“Lo scherzo” di Milan Kundera: è la vita a divertirsi con noi o ancora non ne abbiamo capito il senso?

“Lo scherzo” di Milan Kundera: è la vita  a divertirsi con noi o ancora non ne abbiamo capito il senso?

“Lo Scherzo” è la prima opera scritta da Milan Kundera. Siamo nel 1965 e c’è già molto dello stile unico e del pensiero dell’autore ceco.

Pensiamo infatti al ritmo con cui la trama avvolge il lettore e alla capacità di incrociare tra loro storie che solo apparentemente sono diverse. Per dirla col Citati «quello che non finisce di avvincerci è la fluidità: il dono supremo del narratore». Ed effettivamente impressiona come l’autore riesca, senza annoiarci, a raccontare ogni particolare delle vite dei quattro personaggi principali, fino a farceli diventare familiari, fino a farci immedesimare in ognuno di loro almeno per un pezzetto della loro vita.

Ma su tutti, due sono le colonne della narrazione: Ludvìk e Jaroslav. I due vecchi amici, che per anni vivono lontani e si ritrovano soltanto alla fine del libro, sono i destinatari degli “scherzi” amari della vita. Il primo, Ludvìk, per una cartolina giocosa mandata alla sua amata viene obbligato al servizio militare nelle file delle “giubbe nere”, ovvero le truppe dei soldati considerati pericolosi dal regime comunista.

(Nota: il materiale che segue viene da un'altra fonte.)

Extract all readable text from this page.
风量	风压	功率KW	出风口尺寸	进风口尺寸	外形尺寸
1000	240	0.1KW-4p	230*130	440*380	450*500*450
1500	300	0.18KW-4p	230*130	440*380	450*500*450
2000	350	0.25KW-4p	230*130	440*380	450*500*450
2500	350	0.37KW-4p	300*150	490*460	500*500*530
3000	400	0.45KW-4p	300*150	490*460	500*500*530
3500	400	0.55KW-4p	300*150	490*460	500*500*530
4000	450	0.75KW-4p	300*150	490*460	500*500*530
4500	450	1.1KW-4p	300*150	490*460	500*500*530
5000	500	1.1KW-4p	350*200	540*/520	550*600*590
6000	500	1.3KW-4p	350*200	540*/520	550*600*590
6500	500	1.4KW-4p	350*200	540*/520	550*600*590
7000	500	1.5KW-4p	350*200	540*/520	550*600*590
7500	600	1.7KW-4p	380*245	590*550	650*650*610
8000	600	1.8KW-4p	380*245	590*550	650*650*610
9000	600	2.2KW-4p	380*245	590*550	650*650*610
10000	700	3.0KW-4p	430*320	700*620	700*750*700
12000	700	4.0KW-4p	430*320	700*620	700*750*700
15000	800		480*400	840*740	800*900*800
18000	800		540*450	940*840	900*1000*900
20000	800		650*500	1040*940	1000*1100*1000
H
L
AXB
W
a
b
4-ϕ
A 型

Lì rimane per ben sei anni, perdendo tutti i sogni, le speranze, gli ideali verso un partito che lo tradisce e verso una vita fatta di pochi piaceri e di pochi affetti.

Il secondo, Jaroslav, persona semplice, che tenta di trasmettere al figlio l’amore per le tradizioni e la musica popolare. Proprio dal figlio e dall’amata moglie viene ingannato ed abbandonato nel giorno più importante, la sfilata dei Re, tradizione ormai spenta che da secoli però si tramandava nel mondo moravo.

E sullo sfondo c’è proprio una Moravia già stanca della dominazione comunista (di lì a poco sarebbe partito l’impegno di Dubcek), che mostra ben definiti i suoi panorami industriali, le sue cittadine poco curate, con piccoli locali mal tenuti e un’apatia che accompagna tutti i personaggi.

Uno stile coraggioso quello di Kundera, che anticipando (o forse accompagnando) i movimenti di ribellione della sua Cecoslovacchia manda segnali molto forti contro il regime sovietico. E lo fa con tono elegante, descrivendo sullo sfondo un paese oggettivamente peggiorato rispetto ai secoli precedenti, ed attaccando le ipocrisie del partito unico dominante, presente con la sua struttura piramidale in ogni dove, dalle università, ai posti di lavoro fino ai comitati promotori delle feste popolari.

Per questo attacco il vero strumento è Jaroslav; lui così innamorato della tradizione popolare, ci descrive un mondo incantato che cozza con l’affresco del paese in crisi nel quale vive.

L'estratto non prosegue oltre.